IARPA wants cybersecurity software for ‘deception’
In warfare — both physical and cyber-based — the act of deception can be at times more useful than an outright attack. Or at least that’s what the Intelligence Advanced Research Projects Activity is thinking, based on a call that its contracting officers put out this week.
IARPA may soon be in the market for a piece of cybersecurity technology that uses “denial and deception,’ or D&D, to protect Federal data assets, according to a recent request for information. This technology is expected to confuse and otherwise deceive a would-be hacker before a breach can occur.

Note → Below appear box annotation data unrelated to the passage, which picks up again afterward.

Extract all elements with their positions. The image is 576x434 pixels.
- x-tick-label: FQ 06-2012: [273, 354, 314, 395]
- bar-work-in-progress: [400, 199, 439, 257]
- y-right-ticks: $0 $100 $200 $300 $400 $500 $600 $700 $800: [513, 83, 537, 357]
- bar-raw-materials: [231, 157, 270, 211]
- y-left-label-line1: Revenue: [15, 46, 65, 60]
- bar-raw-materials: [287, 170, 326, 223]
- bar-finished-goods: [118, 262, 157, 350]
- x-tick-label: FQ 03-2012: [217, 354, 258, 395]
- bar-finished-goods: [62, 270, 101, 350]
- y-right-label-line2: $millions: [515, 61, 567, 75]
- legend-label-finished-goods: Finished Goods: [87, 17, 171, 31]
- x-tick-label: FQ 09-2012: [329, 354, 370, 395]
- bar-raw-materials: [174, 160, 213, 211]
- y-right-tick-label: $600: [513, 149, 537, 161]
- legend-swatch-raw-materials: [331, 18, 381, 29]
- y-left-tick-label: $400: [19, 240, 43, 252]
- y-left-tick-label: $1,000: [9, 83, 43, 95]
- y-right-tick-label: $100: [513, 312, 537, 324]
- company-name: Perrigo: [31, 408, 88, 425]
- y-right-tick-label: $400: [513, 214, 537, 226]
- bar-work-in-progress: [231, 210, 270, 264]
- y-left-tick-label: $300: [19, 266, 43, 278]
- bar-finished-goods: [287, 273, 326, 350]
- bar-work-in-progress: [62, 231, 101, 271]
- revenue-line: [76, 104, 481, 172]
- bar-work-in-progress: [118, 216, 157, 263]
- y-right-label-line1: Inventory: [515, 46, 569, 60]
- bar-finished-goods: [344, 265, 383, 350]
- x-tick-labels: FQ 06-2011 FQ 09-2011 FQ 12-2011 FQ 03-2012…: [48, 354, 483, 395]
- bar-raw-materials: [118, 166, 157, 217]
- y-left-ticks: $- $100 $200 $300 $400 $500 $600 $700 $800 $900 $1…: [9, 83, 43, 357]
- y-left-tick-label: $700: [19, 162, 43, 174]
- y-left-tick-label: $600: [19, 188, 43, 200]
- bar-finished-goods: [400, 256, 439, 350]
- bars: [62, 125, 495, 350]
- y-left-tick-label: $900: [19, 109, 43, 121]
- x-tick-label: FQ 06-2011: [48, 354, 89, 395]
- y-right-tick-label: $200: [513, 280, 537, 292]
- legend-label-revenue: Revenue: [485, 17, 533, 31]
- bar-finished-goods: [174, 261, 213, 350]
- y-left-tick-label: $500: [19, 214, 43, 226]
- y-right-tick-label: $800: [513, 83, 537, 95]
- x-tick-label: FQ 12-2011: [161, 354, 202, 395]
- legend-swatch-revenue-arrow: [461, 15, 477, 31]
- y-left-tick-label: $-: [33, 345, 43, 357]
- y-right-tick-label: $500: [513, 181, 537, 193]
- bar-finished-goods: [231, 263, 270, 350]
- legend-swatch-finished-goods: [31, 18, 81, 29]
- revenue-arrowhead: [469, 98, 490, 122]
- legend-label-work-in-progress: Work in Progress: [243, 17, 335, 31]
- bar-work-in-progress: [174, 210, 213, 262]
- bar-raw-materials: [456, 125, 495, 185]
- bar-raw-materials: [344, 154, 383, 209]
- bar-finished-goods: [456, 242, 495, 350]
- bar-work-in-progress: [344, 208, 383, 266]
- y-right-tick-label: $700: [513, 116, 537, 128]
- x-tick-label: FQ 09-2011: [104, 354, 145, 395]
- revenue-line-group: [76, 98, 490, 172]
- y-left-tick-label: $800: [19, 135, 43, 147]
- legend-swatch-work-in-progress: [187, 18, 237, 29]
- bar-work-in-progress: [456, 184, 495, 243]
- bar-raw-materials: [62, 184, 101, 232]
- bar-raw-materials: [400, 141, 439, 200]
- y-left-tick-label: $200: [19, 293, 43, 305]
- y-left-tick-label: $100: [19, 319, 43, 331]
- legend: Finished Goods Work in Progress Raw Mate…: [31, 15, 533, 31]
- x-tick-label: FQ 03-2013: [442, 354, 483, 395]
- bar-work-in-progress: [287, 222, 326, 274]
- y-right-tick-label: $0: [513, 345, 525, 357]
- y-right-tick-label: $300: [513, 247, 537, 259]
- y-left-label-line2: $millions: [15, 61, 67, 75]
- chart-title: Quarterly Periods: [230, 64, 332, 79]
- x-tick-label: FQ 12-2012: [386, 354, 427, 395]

The RFI published by the agency earlier this week titled “Deception for Cyber Defense Research” notes that while this nascent technology is available in the private sector it requires additional research to become effective at scale.
Responses to the RFI are due on July 1.
“Adapting D&D to support the engagement of cyber adversaries is a concept that has been gaining momentum, although, the current state of research and practice is still immature: many techniques lack rigorous experimental measures of effectiveness, information is insufficient to determine how defensive deception changes attacker behavior or how deception increases the likeliness of early detection of a cyber attack,” the RFI reads.
More specifically, the RFI hopes to answer a series of current questions surrounding the technology, including: what are the existing products, who are the available vendors, what are the metrics by which to judge this technology’s effectiveness and which techniques are most effective.
Dependent on the volume and quality of responses, the RFI states, IARPA may ultimately hold a one-day workshop on deception tactics — which could potentially lead to investments at a later date.